In Washington State, when a borrower defaults on payments due on the Note, the party entitled to receive payment (“investor”) may elect to sell the property and use the proceeds to pay part or all of the remaining balance due on the Note. This process is called “foreclosure.” It is the Deed of Trust that creates a lien against the home and allows its sale to satisfy the balance due on the Note.
In general, the investor may foreclose with the assistance of the courts (i.e., a “judicial” foreclosure) or without the assistance of the courts (i.e., a “nonjudicial” foreclosure). The majority (99%) of foreclosures on residential property in Washington State are nonjudicial – without the help of the court. Why? Judicial foreclosures are, generally, more expensive and allow the homeowner an additional 8-12 months to live in the home post-foreclosure without making a payment.

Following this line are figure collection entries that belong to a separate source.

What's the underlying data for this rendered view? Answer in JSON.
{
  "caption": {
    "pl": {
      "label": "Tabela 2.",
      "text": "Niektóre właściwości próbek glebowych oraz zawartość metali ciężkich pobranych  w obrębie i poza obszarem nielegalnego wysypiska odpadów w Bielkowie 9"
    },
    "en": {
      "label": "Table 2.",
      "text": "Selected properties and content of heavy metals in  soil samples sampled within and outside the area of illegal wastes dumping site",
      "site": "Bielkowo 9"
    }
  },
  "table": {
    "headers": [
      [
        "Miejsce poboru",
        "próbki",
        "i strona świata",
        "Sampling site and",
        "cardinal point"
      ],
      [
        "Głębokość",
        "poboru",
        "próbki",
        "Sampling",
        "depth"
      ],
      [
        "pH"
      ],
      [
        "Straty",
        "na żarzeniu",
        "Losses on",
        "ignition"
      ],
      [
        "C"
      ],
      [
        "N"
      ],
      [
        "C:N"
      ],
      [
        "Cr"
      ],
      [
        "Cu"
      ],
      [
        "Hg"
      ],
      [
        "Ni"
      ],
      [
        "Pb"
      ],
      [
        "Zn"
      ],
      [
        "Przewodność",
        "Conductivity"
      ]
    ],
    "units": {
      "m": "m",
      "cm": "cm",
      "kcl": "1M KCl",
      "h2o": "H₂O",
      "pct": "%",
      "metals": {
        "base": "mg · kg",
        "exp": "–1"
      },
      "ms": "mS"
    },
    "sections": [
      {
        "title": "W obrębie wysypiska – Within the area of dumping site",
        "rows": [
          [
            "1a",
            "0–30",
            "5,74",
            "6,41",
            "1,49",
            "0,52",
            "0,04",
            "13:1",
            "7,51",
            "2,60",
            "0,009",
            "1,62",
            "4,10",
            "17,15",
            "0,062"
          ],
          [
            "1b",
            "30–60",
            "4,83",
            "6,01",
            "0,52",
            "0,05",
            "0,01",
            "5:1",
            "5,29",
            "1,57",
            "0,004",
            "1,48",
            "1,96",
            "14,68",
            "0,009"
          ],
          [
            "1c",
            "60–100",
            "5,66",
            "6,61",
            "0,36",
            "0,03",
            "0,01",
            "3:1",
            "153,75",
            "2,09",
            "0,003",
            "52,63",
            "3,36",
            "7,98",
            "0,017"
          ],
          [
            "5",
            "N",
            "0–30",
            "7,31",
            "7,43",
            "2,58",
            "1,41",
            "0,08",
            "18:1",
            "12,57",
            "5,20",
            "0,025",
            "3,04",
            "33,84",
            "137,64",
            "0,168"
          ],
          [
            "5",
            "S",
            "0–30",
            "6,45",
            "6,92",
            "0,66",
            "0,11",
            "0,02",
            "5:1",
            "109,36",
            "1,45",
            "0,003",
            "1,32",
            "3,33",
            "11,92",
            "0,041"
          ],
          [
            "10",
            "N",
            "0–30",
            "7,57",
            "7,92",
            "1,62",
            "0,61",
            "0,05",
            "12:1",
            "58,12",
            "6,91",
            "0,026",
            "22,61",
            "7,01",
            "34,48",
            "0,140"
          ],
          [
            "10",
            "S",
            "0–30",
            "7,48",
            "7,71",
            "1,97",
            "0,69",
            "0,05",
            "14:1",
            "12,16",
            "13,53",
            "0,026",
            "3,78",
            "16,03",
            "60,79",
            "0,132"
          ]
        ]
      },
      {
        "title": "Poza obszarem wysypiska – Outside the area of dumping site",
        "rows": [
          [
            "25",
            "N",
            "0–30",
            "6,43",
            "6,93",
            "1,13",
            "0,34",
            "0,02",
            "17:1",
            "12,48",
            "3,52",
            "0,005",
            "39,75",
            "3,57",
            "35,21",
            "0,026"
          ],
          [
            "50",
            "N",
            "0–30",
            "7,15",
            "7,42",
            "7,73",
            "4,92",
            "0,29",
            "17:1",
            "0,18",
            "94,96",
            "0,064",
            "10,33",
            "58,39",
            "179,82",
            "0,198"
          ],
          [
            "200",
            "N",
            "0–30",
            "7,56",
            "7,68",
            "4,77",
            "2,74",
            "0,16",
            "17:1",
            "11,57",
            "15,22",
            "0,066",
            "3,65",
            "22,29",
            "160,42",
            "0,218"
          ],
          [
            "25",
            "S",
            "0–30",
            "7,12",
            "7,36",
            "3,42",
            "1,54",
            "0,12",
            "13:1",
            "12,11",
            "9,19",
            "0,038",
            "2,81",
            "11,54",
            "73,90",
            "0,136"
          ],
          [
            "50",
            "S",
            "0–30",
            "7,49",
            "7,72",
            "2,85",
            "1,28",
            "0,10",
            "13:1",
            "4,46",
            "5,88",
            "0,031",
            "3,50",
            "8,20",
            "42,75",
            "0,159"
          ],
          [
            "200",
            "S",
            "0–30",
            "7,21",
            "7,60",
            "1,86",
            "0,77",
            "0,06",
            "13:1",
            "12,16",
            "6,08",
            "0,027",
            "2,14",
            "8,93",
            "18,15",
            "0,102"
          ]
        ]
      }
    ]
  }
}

Washington State statutes are clear on the effect of a nonjudicial foreclosure of a consumer loan on residential property. Revised Code of Washington (RCW) 61.24 100 specifically provides:
(1) Except to the extent permitted in this section for deeds of trust securing commercial loans, a deficiency judgment shall not be obtained on the obligations secured by a deed of trust against any borrower, grantor, or guarantor after a trustee’s sale under that deed of trust. (Emphasis added). RCW 61.24.100
Therefore, in short, an investor cannot pursue a borrower for any balance due after completion of a nonjudicial foreclosure on the homeowner’s residence.
Of course, this is a simplified explanation of potentially complex matter. There are always exceptions to the general rule. But this information gives you a good start on an understanding of the potential liability on a home after foreclosure.